Miller Garrett says many parents don't having proper training. They either didn't have good home lives when they were young or they don't have anyone they can ask for help now.
"I think parents have so many competing responsibilities they think, 'Well, when they sleep, I can just run that errand. I can just get that done," Miller Garrett describes.
Joyce Warin deals with the result of serious parenting mistakes. She's a foster parent. She says sometimes the signs of neglect or abuse can be subtle. But, if a child's reactions seem off, pay attention.
"I've never seen a kid that didn't go through the toy department that didn't want something," Warin said. "When I see one that goes through the toy department and they're just... they go through and they don't ask for this, they don't want to see that, they don't want to touch this. They don't. Why?"
Zimmerman felt the same way when he opened that closet door.
"He wasn't crying or anything. He was just laying there," Zimmerman said about the baby boy.

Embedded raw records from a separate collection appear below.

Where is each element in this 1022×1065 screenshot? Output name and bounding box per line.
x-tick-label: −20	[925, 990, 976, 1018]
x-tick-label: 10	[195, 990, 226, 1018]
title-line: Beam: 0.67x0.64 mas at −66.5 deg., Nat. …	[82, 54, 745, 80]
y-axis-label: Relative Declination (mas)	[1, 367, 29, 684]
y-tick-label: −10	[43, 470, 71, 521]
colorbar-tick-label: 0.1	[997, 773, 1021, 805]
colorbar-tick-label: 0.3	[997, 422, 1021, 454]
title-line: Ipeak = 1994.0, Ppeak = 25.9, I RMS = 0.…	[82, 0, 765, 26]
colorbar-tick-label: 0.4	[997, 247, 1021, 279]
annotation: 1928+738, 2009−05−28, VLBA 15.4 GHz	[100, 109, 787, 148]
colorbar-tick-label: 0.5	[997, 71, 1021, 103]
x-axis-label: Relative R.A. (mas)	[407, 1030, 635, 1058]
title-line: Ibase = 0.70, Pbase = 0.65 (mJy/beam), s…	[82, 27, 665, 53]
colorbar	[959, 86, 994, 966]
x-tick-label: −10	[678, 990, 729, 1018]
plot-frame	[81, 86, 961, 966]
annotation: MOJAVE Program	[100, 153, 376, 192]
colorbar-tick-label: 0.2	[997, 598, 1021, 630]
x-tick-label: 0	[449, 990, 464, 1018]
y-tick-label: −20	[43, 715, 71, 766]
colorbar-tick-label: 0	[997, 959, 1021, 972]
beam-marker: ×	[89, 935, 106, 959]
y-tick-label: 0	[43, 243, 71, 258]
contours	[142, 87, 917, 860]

The child is now with his grandparents. There's no word yet on charges but police say if the parents get custody again there will be education offered first.
Miller Garrett says the key is parental training, learning to always think about what's best for the child and the child's safety. There are a number of free parenting classes offered here in Wichita. A quick call to the United Way's 211 hotline can put you in contact with one of them.
If you think you know of a child who's being abused or neglected you can call the state hotline at 1-800-922-5330. It's staffed 24/7.